Early media coverage and the U.S. government initially attributed Black Americans’ relatively high death rates from COVID-19 to comorbidities and personal responsibility. However, many Black doctors and scholars on Black life pointed out that pre-existing conditions and other risk factors are actually manifestations of long-standing structural anti-Black racism in the United States. Still, historian of race and medicine, Rana A. Hogarth points out that discussions about the relationship between race and comorbidities often result in the judgment of sick people. She states:
We can see this tendency in the way everyday Americans talk about the coronavirus. According to Vox reporter, Emily Stewart, who surveyed white anti-maskers, many people:
…claimed not to know anyone who had contracted Covid-19 or died of it, and when I told them I did, the responses were the same: How old were they? Did they have preexisting conditions?
The mask debate is complex. As much as it’s about science, health, and risk, it’s also about empathy. If someone doesn’t personally know anyone who died from Covid-19, does it mean those lives don’t matter?

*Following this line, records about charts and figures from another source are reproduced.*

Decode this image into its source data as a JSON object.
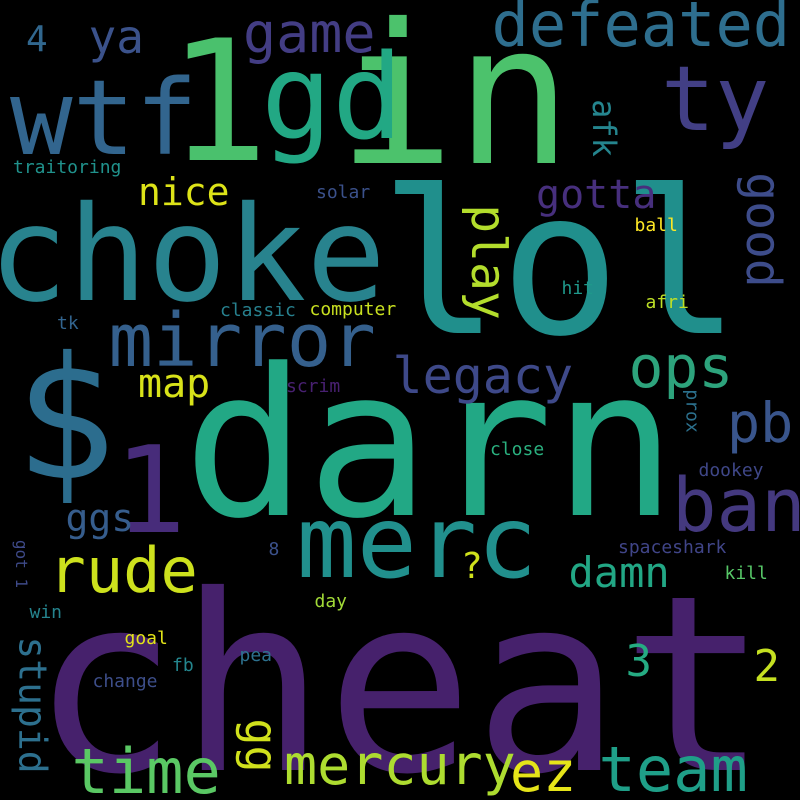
{
  "background": "#000000",
  "words": [
    {
      "text": "cheat",
      "color": "#46216c"
    },
    {
      "text": "darn",
      "color": "#22a885"
    },
    {
      "text": "lol",
      "color": "#208f8c"
    },
    {
      "text": "in",
      "color": "#4cc26c"
    },
    {
      "text": "$",
      "color": "#2c6d8e"
    },
    {
      "text": "1",
      "color": "#4ac16d"
    },
    {
      "text": "choke",
      "color": "#28838e"
    },
    {
      "text": "gd",
      "color": "#22a884"
    },
    {
      "text": "wtf",
      "color": "#32658e"
    },
    {
      "text": "merc",
      "color": "#21908d"
    },
    {
      "text": "mirror",
      "color": "#35608d"
    },
    {
      "text": "1",
      "color": "#472c7a"
    },
    {
      "text": "ty",
      "color": "#423f85"
    },
    {
      "text": "ban",
      "color": "#44397f"
    },
    {
      "text": "defeated",
      "color": "#2e6e8e"
    },
    {
      "text": "team",
      "color": "#1f9f88"
    },
    {
      "text": "time",
      "color": "#5ac864"
    },
    {
      "text": "rude",
      "color": "#cde11d"
    },
    {
      "text": "mercury",
      "color": "#addc30"
    },
    {
      "text": "game",
      "color": "#433d84"
    },
    {
      "text": "ops",
      "color": "#2da37c"
    },
    {
      "text": "legacy",
      "color": "#3e4989"
    },
    {
      "text": "ez",
      "color": "#e5e419"
    },
    {
      "text": "pb",
      "color": "#39558c"
    },
    {
      "text": "good",
      "color": "#3d4c8a"
    },
    {
      "text": "play",
      "color": "#b3dd2c"
    },
    {
      "text": "damn",
      "color": "#22a785"
    },
    {
      "text": "ya",
      "color": "#3b528b"
    },
    {
      "text": "stupid",
      "color": "#2d708e"
    },
    {
      "text": "gotta",
      "color": "#472f7d"
    },
    {
      "text": "map",
      "color": "#d8e219"
    },
    {
      "text": "gg",
      "color": "#d0e11c"
    },
    {
      "text": "ggs",
      "color": "#365d8d"
    },
    {
      "text": "nice",
      "color": "#dde318"
    },
    {
      "text": "afk",
      "color": "#25858e"
    },
    {
      "text": "3",
      "color": "#25ab82"
    },
    {
      "text": "2",
      "color": "#c5e021"
    },
    {
      "text": "?",
      "color": "#cfe11c"
    },
    {
      "text": "4",
      "color": "#31678e"
    },
    {
      "text": "traitoring",
      "color": "#20928c"
    },
    {
      "text": "solar",
      "color": "#3b518b"
    },
    {
      "text": "ball",
      "color": "#fde725"
    },
    {
      "text": "classic",
      "color": "#27808e"
    },
    {
      "text": "computer",
      "color": "#c8e020"
    },
    {
      "text": "hit",
      "color": "#1f988b"
    },
    {
      "text": "afri",
      "color": "#bddf26"
    },
    {
      "text": "tk",
      "color": "#32648e"
    },
    {
      "text": "scrim",
      "color": "#482071"
    },
    {
      "text": "prox",
      "color": "#2c718e"
    },
    {
      "text": "close",
      "color": "#2ab07f"
    },
    {
      "text": "dookey",
      "color": "#3f4788"
    },
    {
      "text": "8",
      "color": "#3b518b"
    },
    {
      "text": "spaceshark",
      "color": "#404588"
    },
    {
      "text": "got 1",
      "color": "#3e4a89"
    },
    {
      "text": "kill",
      "color": "#56c667"
    },
    {
      "text": "win",
      "color": "#25848e"
    },
    {
      "text": "day",
      "color": "#a2da37"
    },
    {
      "text": "goal",
      "color": "#e2e418"
    },
    {
      "text": "pea",
      "color": "#2d718e"
    },
    {
      "text": "fb",
      "color": "#24868e"
    },
    {
      "text": "change",
      "color": "#3d4e8a"
    }
  ]
}
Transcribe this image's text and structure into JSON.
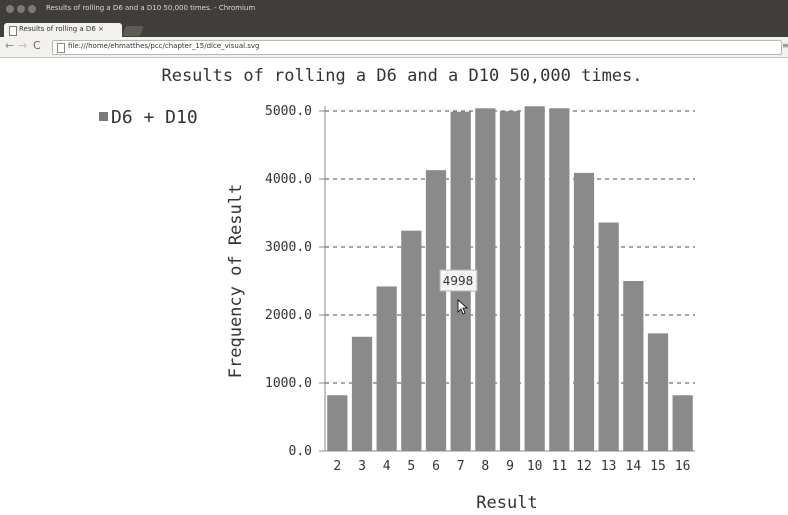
{
  "window": {
    "title": "Results of rolling a D6 and a D10 50,000 times. - Chromium"
  },
  "tab": {
    "label": "Results of rolling a D6 ×",
    "close": "×"
  },
  "toolbar": {
    "url": "file:///home/ehmatthes/pcc/chapter_15/dice_visual.svg"
  },
  "colors": {
    "bar": "#8a8a8a",
    "axis": "#888888",
    "text": "#333333",
    "grid": "#222222",
    "legend": "#7a7a7a"
  },
  "chart_data": {
    "type": "bar",
    "title": "Results of rolling a D6 and a D10 50,000 times.",
    "xlabel": "Result",
    "ylabel": "Frequency of Result",
    "legend": [
      "D6 + D10"
    ],
    "legend_position": "top-left",
    "grid": true,
    "ylim": [
      0,
      5000
    ],
    "yticks": [
      "0.0",
      "1000.0",
      "2000.0",
      "3000.0",
      "4000.0",
      "5000.0"
    ],
    "categories": [
      "2",
      "3",
      "4",
      "5",
      "6",
      "7",
      "8",
      "9",
      "10",
      "11",
      "12",
      "13",
      "14",
      "15",
      "16"
    ],
    "series": [
      {
        "name": "D6 + D10",
        "values": [
          820,
          1680,
          2420,
          3240,
          4130,
          4990,
          5040,
          4998,
          5070,
          5040,
          4090,
          3360,
          2500,
          1730,
          820
        ]
      }
    ],
    "tooltip": {
      "label": "4998"
    }
  }
}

The fact of the matter is that many white people have little relationship with Black individuals and communities. Due to historical and contemporary anti-Black racism, they often lack empathy and care for Black Americans’ painful experiences in the pandemic. Thus, the exposure of data, albeit with good intentions, about Allen’s medical conditions reinscribes the very systemic inequality and racism that placed her in the crosshairs of the converging meanings around care for Black women and made her vulnerable to COVID-19.
Black women’s experiences in the coronavirus pandemic reveal how care should be instrumental in the way we manage and analyze data. Black Feminist data analytics offers a method for applying processes of care that decenter the data scientist and privilege community knowledge through call-and-response. Just as importantly, analyzing data from Black feminist theory and praxis highlights an ethic of risk, which reveals an unstable relationship between data, care, and justice.